Follow these eight tips from hiring experts if you want to write a cover letter that will score you an interview.
1. Be Yourself
You only have a few seconds to impress the person looking over your cover letter, so you do not want to sound like everyone else and bore him or her. Incorporate the traits of your personality that will say how you fit into the company. "One key thing we look for is whether they've incorporated aspects of their personality into examples of how they would succeed in this position," said Margaret Freel, corporate recruiter at TechSmith Corp. Personalize your cover letter by mentioning the experiences you have that qualify you for the particular position. Be concise and self-aware enough to know how your history is unique and be able to relate that back to the role you are applying for.
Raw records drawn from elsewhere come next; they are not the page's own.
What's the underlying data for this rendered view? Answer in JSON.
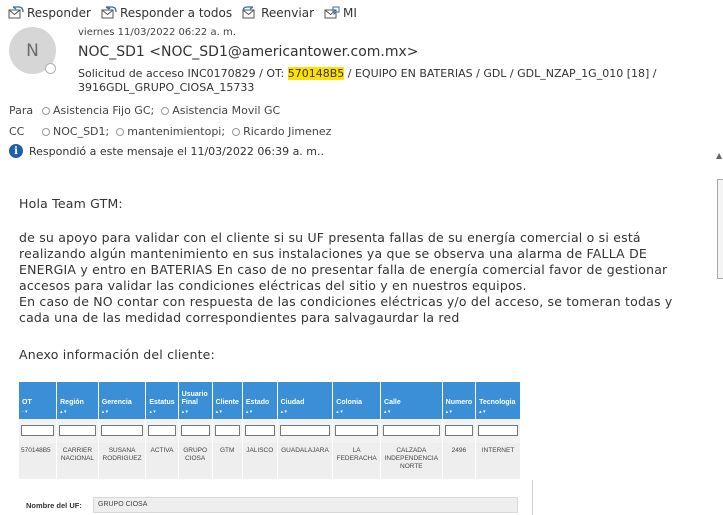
{
  "toolbar": {
    "reply": "Responder",
    "reply_all": "Responder a todos",
    "forward": "Reenviar",
    "im": "MI"
  },
  "header": {
    "avatar_initial": "N",
    "date": "viernes 11/03/2022 06:22 a. m.",
    "from": "NOC_SD1 <NOC_SD1@americantower.com.mx>",
    "subject_prefix": "Solicitud de acceso INC0170829 / OT: ",
    "subject_highlight": "570148B5",
    "subject_suffix": " /  EQUIPO EN BATERIAS / GDL / GDL_NZAP_1G_010 [18] / 3916GDL_GRUPO_CIOSA_15733",
    "to_label": "Para",
    "to": [
      "Asistencia Fijo GC;",
      "Asistencia Movil GC"
    ],
    "cc_label": "CC",
    "cc": [
      "NOC_SD1;",
      "mantenimientopi;",
      "Ricardo Jimenez"
    ],
    "info": "Respondió a este mensaje el 11/03/2022 06:39 a. m.."
  },
  "body": {
    "greeting": "Hola Team GTM:",
    "lines": [
      "de su apoyo para validar con el cliente si su UF presenta fallas de su energía comercial o si está",
      "realizando algún mantenimiento  en sus instalaciones ya que se observa una alarma de FALLA DE",
      "ENERGIA y entro en BATERIAS  En caso de no presentar falla de energía comercial favor de gestionar",
      "accesos para validar las condiciones eléctricas  del sitio y en nuestros  equipos.",
      "En caso de NO contar con respuesta de las condiciones eléctricas y/o del acceso, se tomeran todas y",
      "cada una de las medidad correspondientes  para salvagaurdar la red"
    ],
    "annex": "Anexo información del cliente:"
  },
  "table": {
    "headers": [
      "OT",
      "Región",
      "Gerencia",
      "Estatus",
      "Usuario Final",
      "Cliente",
      "Estado",
      "Ciudad",
      "Colonia",
      "Calle",
      "Numero",
      "Tecnologia"
    ],
    "sort_marks": [
      "- ▾",
      "▴ ▾",
      "▴ ▾",
      "▴ ▾",
      "▴ ▾",
      "▴ ▾",
      "▴ ▾",
      "▴ ▾",
      "▴ ▾",
      "▴ ▾",
      "▴ ▾",
      "▴ ▾"
    ],
    "row": [
      "570148B5",
      "CARRIER NACIONAL",
      "SUSANA RODRIGUEZ",
      "ACTIVA",
      "GRUPO CIOSA",
      "GTM",
      "JALISCO",
      "GUADALAJARA",
      "LA FEDERACHA",
      "CALZADA INDEPENDENCIA NORTE",
      "2496",
      "INTERNET"
    ]
  },
  "uf": {
    "label": "Nombre del UF:",
    "value": "GRUPO CIOSA"
  }
}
2. Do your Research and Customize it
We have already read from various sources that you have to tailor your resumé for every job you are applying for. Similarly, cover letters should also be tailored for the role and the company. Instead of copying a friend’s cover letter and tweaking it to your requirement or using a template you can download from the internet, use industry-specific language to reference highlights from your profile to match the job description and points from the website. If you can, find the name of the hiring manager and address the cover letter to them, as this is a sure-shot tactic to set you apart. This shows that you have done your research and are truly interested in working with them. If you are unable to find who that person is, use a generic salutation but only as a last resort.
3. Be Creative
The person who is tasked with screening your resumés is not going to read the whole cover letter. Hence, the key is to not bore them from the first line itself. The first thing off the bat should be a strong intro that highlights your experience, years of work, or something specific from the job posting, according to Chaz Pitts-Kyser, founder and author of Careeranista. Hiring managers pay even less attention to your cover letter than they would to your resumé. Hence, do not start with “I am applying for the position and such and such”. Instead, use a story or a personal anecdote that connects you to the company through their mission statement or a product.
4. Mention Referrals
If you were connected to the hiring manager through a mutual friend, an industry contact, or an employee in the company, be sure to mention them in your cover letter with their permission. The cover letter is the only place before you can meet the interviewer where you can name-drop a person who can vouch for skills.
5. Address Potential Resumé Concerns
A well-crafted cover is more than just your greatest hits, i.e., why you are a great candidate and how you are the right fit for the job applied. A cover letter is also a place for you to explain items and issues in your resumé such as gaps in your employment history or the credibility of your degrees or diplomas.
6. Don’t just Repeat your Resumé
While the function of your cover letter is to reference material from your resumé, it should not be a word-by-word repetition of your qualifications and experience. Use that space to address the various items on your resumé from a different angle in a way that shows how you are the perfect match for the job. Write the letter so that it also acknowledges the requirements of the role and culture of your organization, while explaining how your skills align with the job description.
7. Proof-read and Fact Check
As is for any other formal written material, your cover letter, and resumé for that matter, must not contain any sort of mistakes, grammatical or factual. This is your one chance to create a first impression and even the small errors, such as spelling mistakes, formatting issues, or typos, can create a bad impression.
8. Keep it Brief
Skimming through a few hundred resumés is not an easy job. The last thing the hiring managers need is to read a long-drawn-out cover letter, which will most likely be rejected without a second glance. Keeping your cover letter short, crisp, and concise will only improve its chances to be read and your chances to be called for the interview.